Fixing a Grub Error 15 from a Partition Resize

Wow, that was close! I decided to delete an old fat32 partition that I used to share data between linux (first Fedora, now Ubuntu) and Windows on my dual boot PC. Since Ubuntu supports NTFS partitions, I hardly ever used it. I used Partition Manager Professional in Windows to delete the partition. No worries. However, I also decided to resize my /boot partition under Ubuntu. When I recently upgraded to Ubuntu 8.04, the process was stalled several times because I didn't have enough space on the /boot partition (initially 100Mb). This was very annoying because I had to move some files from /boot and restart the entire Ubuntu upgrade (several minutes wasted each time).

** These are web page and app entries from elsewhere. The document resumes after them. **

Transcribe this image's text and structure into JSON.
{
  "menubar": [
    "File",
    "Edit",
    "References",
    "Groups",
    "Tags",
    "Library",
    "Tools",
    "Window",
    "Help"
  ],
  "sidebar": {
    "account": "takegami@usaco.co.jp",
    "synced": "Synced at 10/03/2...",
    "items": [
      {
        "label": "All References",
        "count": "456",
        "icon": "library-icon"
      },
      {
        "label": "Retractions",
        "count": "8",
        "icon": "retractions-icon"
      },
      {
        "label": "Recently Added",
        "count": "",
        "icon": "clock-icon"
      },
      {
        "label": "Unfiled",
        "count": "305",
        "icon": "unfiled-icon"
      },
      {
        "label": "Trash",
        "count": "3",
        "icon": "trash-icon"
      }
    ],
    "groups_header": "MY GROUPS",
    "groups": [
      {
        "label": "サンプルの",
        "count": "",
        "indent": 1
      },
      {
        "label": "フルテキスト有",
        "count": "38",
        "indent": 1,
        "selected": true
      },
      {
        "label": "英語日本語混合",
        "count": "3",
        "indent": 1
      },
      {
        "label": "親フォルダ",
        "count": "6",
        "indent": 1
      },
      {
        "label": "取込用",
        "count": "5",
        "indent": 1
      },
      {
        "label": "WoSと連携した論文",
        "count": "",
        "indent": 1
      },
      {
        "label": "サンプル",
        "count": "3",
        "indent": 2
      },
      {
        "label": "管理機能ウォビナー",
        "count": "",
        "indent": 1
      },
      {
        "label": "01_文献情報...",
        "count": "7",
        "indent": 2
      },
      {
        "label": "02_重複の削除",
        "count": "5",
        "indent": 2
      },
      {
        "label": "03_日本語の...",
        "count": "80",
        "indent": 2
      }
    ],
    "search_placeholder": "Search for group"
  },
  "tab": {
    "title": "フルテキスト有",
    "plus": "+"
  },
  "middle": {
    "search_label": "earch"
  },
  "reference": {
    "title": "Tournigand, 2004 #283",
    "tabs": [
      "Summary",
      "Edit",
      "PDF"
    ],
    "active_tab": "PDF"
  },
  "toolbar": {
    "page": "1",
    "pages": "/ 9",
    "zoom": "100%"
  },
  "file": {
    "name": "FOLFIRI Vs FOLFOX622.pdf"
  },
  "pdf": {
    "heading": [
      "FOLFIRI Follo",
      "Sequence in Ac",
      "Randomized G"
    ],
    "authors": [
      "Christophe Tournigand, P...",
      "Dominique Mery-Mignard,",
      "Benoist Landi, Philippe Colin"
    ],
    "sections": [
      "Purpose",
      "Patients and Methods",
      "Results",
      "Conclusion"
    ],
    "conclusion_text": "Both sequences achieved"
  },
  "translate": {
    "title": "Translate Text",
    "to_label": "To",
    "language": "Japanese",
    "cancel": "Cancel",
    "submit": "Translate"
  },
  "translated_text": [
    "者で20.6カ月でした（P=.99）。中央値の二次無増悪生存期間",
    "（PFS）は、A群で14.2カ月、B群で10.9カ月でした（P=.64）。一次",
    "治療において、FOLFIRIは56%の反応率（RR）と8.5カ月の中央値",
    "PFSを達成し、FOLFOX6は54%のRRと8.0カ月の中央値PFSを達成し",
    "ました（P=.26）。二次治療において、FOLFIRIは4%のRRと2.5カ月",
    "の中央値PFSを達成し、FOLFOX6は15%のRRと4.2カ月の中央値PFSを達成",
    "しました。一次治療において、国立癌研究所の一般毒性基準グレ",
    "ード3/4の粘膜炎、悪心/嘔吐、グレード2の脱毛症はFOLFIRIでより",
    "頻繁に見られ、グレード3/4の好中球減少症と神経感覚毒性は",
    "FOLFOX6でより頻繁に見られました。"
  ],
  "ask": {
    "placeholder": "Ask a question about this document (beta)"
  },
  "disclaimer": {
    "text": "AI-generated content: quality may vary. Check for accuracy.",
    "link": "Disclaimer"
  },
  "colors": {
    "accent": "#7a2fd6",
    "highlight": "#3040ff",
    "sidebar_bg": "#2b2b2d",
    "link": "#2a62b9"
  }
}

So I used Partition Manager to also increase the /boot partition to 200MB. No worries. Or so it seemed until I reboot my PC. After the BIOS startup, Grub reported an Error 15 and halted. No Grub menu. No option to boot into Windows or Ubuntu! Luckily I've got a System Rescue CD which gives a basic Linux OS when booting from the CD. After reading a few forums online (via my text-based web server) I found my problem and solution. The problem was GRUB in the /boot partition was on installed (hd0,5), but after making changes to my partitions it was now on (hd0,6). To fix this I had to modify my /boot/grub/menu.lst file and re-install Grub as follows: Once the SystemRescue OS had booted, mount the drive containing the /boot partition, e.g.:
mkdir /mnt/tmp1
mount -t ext3 /dev/sda6 /mnt/tmp1
Edit the Grub menu file and change references of (hd0,5) to (hd0,6). Then start Grub and execute:
grub
root (hd0,6)
setup (hd0)
This loads the Grub files into the Master Boot Record (MBR) to point to the /boot partition. A reboot and things were back to normal (oh, except for a few filesystem errors which were soon fixed).